Advocates from the Coalition for Equity in Exam Schools, who provided the committee with simulations of the proposed scoring models, said the data show invitations for multilingual learners, economically disadvantaged students, Black and Latine students and students from Grove Hall and Roxbury would fall under either simulation. Rosanne Tong, a former task force member, said the 50% and 30% test-weight simulations both shift seats toward already overrepresented groups and away from historically underrepresented neighborhoods.
Other speakers urged the committee to retain the existing 5-year implementation timeline and pursue broader, in-person engagement across neighborhoods. Julie Santos, testifying for the coalition, said the proposals would do the opposite and reverse the racial, economic and geographic diversity achieved by the current policy.
Several parents and community leaders said the current point system creates unpredictable outcomes for families and penalizes students for circumstances outside their control. Deirdre Manning of Dorchester recommended a tiered allocation tied to the share of applicants in each tier so the acceptance rate would automatically reflect changes in applicant pools.
Supporters of the proposed revisions also spoke. Natasha Telesford Williams, a lifelong Dorchester resident and parent who said her family has made educational choices outside the district, asked the committee to adopt the superintendent's recommendation so residents who remain connected to the city's schools are welcomed back.

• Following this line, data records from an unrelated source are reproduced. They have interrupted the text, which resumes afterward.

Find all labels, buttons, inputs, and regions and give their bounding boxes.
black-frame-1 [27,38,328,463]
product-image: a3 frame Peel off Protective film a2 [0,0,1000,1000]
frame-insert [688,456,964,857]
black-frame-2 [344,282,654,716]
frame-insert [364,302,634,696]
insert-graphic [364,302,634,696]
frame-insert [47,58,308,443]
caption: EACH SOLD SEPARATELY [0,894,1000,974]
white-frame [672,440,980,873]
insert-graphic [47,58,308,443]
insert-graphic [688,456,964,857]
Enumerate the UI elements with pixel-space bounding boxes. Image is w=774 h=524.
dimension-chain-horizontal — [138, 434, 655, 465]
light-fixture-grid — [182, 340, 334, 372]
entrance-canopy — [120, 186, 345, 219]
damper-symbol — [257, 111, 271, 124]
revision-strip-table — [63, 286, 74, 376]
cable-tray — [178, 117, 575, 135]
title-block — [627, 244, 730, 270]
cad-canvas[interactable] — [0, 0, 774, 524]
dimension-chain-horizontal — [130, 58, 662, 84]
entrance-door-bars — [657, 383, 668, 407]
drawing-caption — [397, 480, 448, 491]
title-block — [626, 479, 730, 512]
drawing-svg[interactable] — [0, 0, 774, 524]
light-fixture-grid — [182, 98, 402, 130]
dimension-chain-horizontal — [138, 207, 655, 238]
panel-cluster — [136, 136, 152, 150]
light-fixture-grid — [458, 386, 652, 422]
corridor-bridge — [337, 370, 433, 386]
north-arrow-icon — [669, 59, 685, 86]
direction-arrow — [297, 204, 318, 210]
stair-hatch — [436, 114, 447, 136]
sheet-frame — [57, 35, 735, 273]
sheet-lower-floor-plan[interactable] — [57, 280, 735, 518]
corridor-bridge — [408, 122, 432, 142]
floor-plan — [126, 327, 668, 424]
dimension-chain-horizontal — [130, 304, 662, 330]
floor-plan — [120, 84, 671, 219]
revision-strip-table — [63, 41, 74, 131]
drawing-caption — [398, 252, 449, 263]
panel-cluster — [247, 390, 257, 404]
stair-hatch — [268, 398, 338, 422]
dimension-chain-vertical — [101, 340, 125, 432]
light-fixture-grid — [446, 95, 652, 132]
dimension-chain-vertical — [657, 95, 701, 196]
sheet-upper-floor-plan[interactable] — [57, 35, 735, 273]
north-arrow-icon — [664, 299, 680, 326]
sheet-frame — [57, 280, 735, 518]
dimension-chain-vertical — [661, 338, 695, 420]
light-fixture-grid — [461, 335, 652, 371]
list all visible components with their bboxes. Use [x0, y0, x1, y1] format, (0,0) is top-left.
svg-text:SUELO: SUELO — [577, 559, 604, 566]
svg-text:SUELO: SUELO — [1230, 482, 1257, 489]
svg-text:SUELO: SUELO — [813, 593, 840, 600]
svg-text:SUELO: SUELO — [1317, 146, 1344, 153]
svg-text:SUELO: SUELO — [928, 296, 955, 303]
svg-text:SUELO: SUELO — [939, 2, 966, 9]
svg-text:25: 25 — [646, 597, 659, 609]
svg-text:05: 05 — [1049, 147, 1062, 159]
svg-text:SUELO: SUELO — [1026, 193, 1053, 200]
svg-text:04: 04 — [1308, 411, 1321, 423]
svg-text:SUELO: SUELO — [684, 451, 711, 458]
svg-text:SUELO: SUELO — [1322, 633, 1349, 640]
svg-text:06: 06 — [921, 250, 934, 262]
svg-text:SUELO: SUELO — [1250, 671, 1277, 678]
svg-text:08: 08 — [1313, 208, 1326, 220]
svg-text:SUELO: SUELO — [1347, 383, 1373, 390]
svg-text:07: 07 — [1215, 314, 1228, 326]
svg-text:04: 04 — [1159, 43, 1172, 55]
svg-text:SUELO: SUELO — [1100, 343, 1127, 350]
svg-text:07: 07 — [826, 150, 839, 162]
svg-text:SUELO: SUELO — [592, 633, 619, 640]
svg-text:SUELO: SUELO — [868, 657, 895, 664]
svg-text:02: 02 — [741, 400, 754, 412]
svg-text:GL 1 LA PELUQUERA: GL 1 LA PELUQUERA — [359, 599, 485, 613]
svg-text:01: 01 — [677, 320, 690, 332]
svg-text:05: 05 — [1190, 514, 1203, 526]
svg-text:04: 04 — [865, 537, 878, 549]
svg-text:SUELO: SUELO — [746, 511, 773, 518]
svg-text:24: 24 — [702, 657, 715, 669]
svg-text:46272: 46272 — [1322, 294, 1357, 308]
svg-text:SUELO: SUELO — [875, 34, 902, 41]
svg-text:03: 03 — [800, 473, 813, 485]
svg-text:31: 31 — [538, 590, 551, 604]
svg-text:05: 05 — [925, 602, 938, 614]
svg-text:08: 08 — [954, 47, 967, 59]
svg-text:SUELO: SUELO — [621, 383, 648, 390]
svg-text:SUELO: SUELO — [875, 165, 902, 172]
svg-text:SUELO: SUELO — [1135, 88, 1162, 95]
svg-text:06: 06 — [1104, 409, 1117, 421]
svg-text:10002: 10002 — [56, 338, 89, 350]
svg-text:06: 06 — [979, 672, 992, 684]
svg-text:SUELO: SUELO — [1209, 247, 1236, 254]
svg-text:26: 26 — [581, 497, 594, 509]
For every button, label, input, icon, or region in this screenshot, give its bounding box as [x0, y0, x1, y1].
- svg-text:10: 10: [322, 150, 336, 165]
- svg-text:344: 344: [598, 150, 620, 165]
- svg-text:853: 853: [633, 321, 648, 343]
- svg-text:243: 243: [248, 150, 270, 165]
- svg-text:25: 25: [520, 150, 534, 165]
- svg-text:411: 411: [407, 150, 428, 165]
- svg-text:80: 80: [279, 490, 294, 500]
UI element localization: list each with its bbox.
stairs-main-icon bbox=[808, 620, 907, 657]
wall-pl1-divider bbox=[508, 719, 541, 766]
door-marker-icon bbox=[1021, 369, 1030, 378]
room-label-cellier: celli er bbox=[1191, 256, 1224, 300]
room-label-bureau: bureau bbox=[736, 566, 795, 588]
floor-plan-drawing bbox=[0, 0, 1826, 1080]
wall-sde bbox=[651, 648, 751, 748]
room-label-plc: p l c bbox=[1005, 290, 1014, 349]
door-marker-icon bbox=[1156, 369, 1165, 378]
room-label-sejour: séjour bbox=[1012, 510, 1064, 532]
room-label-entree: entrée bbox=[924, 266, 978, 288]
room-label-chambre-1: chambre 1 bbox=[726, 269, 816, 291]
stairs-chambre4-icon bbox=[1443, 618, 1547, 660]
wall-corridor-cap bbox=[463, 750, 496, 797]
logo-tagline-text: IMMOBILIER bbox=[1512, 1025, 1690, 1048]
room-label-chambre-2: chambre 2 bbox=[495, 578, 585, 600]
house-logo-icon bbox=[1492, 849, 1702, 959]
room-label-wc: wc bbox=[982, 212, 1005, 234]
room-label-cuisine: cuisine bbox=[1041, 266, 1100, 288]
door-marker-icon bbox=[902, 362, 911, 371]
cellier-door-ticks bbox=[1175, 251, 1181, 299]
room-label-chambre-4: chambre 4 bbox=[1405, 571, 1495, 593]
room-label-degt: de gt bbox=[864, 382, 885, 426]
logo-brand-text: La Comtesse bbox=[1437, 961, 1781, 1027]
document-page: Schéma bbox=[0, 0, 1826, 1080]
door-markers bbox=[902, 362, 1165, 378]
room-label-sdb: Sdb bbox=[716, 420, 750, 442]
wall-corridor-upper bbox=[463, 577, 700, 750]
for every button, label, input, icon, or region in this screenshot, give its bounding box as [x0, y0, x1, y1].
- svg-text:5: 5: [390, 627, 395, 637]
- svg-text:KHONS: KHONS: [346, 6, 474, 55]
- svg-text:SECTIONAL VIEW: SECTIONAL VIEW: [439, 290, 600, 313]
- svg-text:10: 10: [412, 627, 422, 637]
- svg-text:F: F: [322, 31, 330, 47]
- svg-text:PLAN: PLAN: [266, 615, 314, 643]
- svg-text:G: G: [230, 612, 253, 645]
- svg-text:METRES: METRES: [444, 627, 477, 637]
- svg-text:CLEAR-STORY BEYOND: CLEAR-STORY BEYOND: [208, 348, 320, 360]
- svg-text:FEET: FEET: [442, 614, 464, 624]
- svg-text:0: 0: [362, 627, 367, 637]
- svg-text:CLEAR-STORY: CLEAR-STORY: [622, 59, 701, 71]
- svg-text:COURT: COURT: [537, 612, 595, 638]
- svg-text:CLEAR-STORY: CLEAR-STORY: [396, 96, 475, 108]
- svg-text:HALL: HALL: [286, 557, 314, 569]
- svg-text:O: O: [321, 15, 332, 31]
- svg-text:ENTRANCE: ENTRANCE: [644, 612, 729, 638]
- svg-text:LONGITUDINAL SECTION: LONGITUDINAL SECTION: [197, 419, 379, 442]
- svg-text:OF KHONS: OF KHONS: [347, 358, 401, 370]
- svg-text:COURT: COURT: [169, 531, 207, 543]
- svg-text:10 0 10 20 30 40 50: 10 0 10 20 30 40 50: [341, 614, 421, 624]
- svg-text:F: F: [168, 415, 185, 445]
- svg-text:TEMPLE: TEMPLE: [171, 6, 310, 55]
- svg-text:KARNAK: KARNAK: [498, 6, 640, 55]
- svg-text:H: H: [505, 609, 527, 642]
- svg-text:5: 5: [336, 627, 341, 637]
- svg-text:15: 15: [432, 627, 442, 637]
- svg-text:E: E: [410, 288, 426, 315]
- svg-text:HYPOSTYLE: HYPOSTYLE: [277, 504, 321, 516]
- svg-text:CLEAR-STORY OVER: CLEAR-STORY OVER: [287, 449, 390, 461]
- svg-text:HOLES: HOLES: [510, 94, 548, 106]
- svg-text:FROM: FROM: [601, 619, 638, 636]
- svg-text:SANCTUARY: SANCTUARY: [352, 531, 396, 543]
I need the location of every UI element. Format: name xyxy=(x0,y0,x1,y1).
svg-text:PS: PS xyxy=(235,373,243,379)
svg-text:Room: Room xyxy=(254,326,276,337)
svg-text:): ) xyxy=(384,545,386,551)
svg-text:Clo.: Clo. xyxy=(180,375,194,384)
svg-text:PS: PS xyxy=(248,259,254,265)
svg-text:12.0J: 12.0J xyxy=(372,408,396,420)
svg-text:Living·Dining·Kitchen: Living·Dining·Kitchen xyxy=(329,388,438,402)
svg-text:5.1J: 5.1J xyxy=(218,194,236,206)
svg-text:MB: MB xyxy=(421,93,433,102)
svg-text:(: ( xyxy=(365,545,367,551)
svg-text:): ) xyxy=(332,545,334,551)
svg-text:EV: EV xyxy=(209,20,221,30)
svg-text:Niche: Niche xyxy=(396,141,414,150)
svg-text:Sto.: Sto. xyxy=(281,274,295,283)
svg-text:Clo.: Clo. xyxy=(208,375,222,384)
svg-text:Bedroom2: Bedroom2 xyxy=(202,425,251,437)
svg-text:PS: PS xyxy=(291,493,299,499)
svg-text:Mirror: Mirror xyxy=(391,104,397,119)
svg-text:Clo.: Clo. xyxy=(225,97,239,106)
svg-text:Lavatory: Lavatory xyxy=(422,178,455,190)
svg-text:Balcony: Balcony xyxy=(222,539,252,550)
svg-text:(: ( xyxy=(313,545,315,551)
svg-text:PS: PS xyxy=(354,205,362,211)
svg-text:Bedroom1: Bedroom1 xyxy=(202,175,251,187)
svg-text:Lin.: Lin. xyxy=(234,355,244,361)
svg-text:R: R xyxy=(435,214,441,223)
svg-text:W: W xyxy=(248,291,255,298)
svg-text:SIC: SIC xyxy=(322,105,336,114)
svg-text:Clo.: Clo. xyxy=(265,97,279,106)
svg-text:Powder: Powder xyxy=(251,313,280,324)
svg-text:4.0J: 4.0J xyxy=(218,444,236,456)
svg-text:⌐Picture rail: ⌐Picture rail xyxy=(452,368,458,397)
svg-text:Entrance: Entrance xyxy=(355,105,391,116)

The public-comment period included legal and policy statements. Alexis Rickmers of the Center for Law and Education warned that the proposed policy drops clear goals to a plan with no cohesive mission and urged the committee to adopt explicit equity goals; speakers also referenced the 2023 Supreme Court decision in Students for Fair Admissions and guidance from the Massachusetts attorney general's office.
School committee members did not take a final vote on the exam-school recommendations during the Oct. 29 meeting. Several members asked staff to provide additional data and said they wanted a fuller community engagement process before final action.
Provenance: First related public comment began at 32:36 with Krista Magnuson and continued through the hour of public comment and later public testimony; committee discussion and requests for additional data occurred after the public-comment period and during subsequent agenda items.